Cooper Union, Rhodes College and Trinity University are particularly notable for their merit scholarships as of 2015, according to U.S. News & World Report. Each of the schools awarded merit scholarships to more than 40 percent of their undergraduate students in 2014-2015. Not all colleges in the U.S. offer merit-based aid to students, however, so it is important to talk to a prospective school's financial aid office before applying to find out what is available.
New York City's Cooper Union awards half-tuition scholarships to all undergraduates. Among the Cooper Union students who received the aid in 2014-2015, 68 percent of the students demonstrated no financial need. On top of merit scholarships, Cooper Union also offers additional aid to students based on demonstrated financial need.

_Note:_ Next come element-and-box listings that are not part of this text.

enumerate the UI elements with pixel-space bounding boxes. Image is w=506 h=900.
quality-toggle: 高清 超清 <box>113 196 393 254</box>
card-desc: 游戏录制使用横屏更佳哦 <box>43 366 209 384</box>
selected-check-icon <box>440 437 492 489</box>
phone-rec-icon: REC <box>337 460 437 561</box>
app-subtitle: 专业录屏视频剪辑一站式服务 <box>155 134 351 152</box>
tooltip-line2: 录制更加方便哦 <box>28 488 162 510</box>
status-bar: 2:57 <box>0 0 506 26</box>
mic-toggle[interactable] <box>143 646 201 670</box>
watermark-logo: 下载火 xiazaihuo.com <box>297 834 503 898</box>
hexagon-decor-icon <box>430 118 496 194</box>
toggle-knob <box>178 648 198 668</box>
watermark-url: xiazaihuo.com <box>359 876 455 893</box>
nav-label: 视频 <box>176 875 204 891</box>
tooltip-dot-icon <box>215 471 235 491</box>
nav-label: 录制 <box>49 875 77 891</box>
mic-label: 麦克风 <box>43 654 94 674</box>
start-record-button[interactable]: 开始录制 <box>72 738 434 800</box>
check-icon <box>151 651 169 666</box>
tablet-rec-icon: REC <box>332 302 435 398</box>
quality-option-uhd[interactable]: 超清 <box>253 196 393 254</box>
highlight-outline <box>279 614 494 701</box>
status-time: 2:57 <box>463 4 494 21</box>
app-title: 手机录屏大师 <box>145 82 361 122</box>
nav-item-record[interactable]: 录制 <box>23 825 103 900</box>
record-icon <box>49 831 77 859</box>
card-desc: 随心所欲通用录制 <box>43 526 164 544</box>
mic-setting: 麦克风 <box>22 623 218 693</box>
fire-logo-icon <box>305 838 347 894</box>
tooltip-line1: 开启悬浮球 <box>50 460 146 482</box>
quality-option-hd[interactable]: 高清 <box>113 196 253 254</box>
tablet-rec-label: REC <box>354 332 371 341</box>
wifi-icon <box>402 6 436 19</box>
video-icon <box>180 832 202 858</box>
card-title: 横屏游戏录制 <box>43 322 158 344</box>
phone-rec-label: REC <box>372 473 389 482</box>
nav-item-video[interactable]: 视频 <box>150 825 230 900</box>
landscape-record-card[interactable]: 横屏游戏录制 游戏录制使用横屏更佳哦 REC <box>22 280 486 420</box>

Rhodes College in Memphis, Tennessee, offers merit awards to students based on individual talents and achievements. A total of 50.5 percent of the students in academic year 2014-2015 received merit scholarships without demonstrating any financial need. Rhodes College plans to offer seven different types of scholarships to incoming students in 2016-2017.
Trinity University in San Antonio, Texas, says that all undergraduate students who apply to the institution are automatically considered for merit-based scholarships. The university determines these awards based on a student's official test scores and high school transcript information. Recipients of the Murchison Scholarship and other top students are invited to compete for the full-tuition Trinity Tower Scholarships during Trinity Tower Scholars Day.